Ruth holds agriculture dearly, for it has enabled her to take good care of her three grandchildren ages 13, 7 and 3.
Despite her interest in farming, Ruth was unable to adequately invest in these efforts for many years.
Most of her household expenses were dedicated to the payment of medical bills, arising from sanitation-related complications, like diarrhoea, which regularly affected the children.
“Before, we were unaware of the importance of toilets, so we didn’t have them. Whenever we had the urge, we would rush to defecate in the sugarcane farms,” she says.
Faeces left in the open contaminate water sources and cause ailments in human beings. They also attract flies that spread various diseases – such as diarrhoea and cholera - especially in young children.
Luckily for Ruth, her problems came to an end after World Vision educated her and other community members about the importance of proper toilet use and good toilet hygiene.
“We learned that pit latrine holes should always be covered to prevent flies. I also know that it’s important to wash [my] hands with soap after visiting the toilet. This is information that I have also shared with the children.
"In addition, Ruth learned to maintain the cleanliness of her pit latrine toilet by smearing cow dung on its door to keep away worms and insects. She also sprinkles ash on the floor to eliminate the bad odour.

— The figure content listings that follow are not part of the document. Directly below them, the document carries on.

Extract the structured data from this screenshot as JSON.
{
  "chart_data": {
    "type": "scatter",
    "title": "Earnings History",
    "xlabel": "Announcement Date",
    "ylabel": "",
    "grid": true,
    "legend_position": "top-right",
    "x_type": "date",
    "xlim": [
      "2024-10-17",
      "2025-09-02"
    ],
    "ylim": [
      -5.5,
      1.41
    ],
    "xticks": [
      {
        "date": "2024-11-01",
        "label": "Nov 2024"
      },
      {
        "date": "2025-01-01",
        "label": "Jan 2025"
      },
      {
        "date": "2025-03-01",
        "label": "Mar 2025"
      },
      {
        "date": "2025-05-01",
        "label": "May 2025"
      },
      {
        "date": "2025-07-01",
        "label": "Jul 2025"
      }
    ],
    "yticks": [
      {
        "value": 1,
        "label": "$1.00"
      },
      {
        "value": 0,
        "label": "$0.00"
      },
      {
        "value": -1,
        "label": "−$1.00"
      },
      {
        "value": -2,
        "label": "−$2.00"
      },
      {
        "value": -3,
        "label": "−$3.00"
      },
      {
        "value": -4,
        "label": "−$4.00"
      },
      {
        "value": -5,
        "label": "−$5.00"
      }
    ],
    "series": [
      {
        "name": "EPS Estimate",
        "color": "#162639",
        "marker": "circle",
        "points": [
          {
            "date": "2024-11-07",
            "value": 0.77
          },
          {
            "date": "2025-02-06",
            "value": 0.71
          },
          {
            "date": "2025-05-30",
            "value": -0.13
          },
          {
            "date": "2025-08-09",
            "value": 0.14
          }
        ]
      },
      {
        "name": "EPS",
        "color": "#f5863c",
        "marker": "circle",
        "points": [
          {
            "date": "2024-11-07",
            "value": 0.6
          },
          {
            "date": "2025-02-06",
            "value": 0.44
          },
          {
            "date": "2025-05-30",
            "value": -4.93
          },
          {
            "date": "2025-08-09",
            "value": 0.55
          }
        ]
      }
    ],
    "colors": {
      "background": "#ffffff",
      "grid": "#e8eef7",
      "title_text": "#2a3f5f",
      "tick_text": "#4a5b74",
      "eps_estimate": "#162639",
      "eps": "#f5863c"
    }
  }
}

“Now that my grandchildren are healthy, I have more time and money to do other constructive activities. I can now engage in farming and use the profit I get to pay school fees and provide basic needs for them.”
Ruth is among the many beneficiaries of Water, Sanitation and Hygiene (WASH) projects in Kakamega County (Matete Area Programme) that are supported by World Vision donors in the United States.